The most important movement in the first half of the nineteenth century that was both philosophical and theological, and dealt with social issues was Transcendentalism. Its foremost spokesperson was RALPH WALDO EMERSON (1803–82), who, after Edwards and Franklin, was among the earliest US thinkers to have a contemporary influence outside the USA. In addition to Emerson, transcendentalist thinkers included Orestes Brownson (1803– 76),
who searched the religious spectrum and ended his life as a Roman Catholic; Margaret Fuller (1810–50), the most outspoken feminist among the Transcendentalists; George Ripley (1802–80), the founder of Brook Farm (1841–7), a communal experiment that briefly attracted Nathaniel Hawthorne (1804–64) among others; and Bronson Alcott (1799–1888) and Elizabeth Palmer Peabody (1804–94), educational theorists. But it was Emerson who was the central figure and primary theorist of Transcendentalism, in part because he directly challenged the then dominant Unitarian orthodoxy of the Boston intellectuals of his day. The leader of the Unitarians was William Ellery Channing (1780– 1842), who had challenged the earlier Puritan/Congregational orthodoxy by insisting that reason be applied to religion. This led to the ‘higher criticism’ that became the basis for serious Biblical scholarship, but it also led to a ‘cold’ religion that failed to attract the Transcendentalists, who also believed that there was a fundamental contradiction in Unitarianism’s insistence on the compatibility of reason and the belief in miracles. A movement that had similar objections to Unitarianism but later joined with it was Universalism. Led initially by Hosea Ballou (1771–1852), Universalism has often been called the rural version of Unitarianism and stressed the power of God’s love.
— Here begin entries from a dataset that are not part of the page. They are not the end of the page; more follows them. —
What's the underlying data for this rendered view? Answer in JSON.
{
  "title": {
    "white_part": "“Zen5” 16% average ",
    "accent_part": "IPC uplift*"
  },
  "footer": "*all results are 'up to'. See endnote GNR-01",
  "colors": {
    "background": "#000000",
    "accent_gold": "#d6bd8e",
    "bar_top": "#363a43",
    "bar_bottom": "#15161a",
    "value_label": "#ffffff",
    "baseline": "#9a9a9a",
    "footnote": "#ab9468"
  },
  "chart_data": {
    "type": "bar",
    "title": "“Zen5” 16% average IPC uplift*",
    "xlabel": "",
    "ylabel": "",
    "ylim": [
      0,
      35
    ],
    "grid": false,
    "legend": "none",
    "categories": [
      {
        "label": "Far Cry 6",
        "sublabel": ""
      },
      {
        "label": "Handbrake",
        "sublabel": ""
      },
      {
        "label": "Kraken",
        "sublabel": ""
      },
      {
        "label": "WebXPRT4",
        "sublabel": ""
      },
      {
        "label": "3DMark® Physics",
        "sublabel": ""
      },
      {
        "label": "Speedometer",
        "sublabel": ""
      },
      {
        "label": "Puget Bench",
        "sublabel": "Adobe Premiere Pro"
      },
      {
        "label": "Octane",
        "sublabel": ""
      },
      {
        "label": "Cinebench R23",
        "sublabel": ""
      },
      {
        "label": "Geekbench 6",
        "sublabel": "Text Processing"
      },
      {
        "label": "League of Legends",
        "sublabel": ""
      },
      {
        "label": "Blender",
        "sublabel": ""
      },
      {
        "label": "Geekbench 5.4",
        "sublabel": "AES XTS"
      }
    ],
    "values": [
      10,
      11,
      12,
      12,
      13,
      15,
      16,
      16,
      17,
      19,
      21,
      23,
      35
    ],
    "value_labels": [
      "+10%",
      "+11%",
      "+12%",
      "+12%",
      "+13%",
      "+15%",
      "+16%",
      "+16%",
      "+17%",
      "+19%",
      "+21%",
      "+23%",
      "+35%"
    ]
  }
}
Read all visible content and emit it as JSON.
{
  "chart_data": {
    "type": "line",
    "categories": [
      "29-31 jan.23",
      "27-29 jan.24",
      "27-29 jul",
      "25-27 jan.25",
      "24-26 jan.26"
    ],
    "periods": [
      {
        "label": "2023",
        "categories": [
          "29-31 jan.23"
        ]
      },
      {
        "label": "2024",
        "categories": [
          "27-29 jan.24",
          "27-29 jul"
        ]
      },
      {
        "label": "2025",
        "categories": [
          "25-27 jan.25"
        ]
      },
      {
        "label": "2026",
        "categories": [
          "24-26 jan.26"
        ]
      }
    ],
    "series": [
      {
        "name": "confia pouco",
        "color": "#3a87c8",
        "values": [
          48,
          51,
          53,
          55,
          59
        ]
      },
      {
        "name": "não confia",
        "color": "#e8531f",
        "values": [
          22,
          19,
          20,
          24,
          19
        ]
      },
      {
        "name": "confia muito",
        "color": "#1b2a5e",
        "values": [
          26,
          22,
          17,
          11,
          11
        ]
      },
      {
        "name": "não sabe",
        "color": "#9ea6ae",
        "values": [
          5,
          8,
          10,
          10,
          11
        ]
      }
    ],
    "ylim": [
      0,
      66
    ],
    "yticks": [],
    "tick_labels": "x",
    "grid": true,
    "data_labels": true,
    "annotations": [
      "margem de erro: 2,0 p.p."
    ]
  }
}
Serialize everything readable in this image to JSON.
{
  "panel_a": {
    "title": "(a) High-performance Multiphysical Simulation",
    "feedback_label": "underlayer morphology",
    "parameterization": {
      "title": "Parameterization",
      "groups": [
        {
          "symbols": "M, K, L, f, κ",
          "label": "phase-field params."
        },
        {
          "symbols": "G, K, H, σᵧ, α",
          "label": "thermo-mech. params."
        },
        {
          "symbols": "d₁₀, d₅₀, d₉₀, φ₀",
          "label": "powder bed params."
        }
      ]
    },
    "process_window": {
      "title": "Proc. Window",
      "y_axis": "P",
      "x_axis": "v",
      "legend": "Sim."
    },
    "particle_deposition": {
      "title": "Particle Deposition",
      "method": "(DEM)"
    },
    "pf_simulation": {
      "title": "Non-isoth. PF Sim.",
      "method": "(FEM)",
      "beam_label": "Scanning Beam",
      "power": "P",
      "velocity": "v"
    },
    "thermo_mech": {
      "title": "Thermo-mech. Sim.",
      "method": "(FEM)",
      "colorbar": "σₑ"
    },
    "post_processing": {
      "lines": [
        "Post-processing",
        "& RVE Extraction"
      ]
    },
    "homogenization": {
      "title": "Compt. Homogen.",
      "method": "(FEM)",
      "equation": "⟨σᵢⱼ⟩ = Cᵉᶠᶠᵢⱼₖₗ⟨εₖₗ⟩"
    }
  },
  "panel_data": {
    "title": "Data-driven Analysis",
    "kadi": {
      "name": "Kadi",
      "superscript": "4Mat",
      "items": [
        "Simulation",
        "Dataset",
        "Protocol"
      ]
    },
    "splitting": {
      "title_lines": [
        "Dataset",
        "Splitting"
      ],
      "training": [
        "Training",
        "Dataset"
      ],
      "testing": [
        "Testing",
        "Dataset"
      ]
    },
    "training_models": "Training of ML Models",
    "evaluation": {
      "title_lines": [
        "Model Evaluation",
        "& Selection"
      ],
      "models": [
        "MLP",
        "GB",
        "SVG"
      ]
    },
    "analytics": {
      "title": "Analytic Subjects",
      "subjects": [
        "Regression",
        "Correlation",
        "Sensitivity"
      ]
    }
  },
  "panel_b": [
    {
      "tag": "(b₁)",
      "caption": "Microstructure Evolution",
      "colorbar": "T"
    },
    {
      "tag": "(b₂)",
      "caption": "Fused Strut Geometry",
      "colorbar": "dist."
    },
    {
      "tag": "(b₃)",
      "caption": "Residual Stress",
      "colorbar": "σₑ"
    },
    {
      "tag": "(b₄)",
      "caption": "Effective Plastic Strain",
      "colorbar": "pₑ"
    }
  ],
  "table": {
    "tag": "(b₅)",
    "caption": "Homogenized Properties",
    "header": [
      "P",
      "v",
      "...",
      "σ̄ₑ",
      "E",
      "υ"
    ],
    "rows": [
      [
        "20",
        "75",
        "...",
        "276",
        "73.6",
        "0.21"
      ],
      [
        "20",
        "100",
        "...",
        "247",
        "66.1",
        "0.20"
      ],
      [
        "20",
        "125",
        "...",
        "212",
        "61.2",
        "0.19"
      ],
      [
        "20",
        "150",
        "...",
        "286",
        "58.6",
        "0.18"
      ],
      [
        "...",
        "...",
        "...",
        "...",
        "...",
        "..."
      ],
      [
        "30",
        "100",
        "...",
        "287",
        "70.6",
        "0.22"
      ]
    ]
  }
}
Emerson, who was an ordained minister, refused to give communion in his church, thus rejecting the miracle of transubstantiation, lost his pulpit and in 1838 gave a speech at Harvard Divinity School that was in many ways the founding moment of Transcendentalism. He was not invited back until after the end of the Civil War. Emerson’s new religion was based on ‘the infinitude of the private man’ and stressed self-reliance, but not a self-reliance that would be recognized by the proponents of the ‘self-made man’ of capitalism and the Social Darwinists. Emerson’s self-reliant person would be active in the world as a reformer.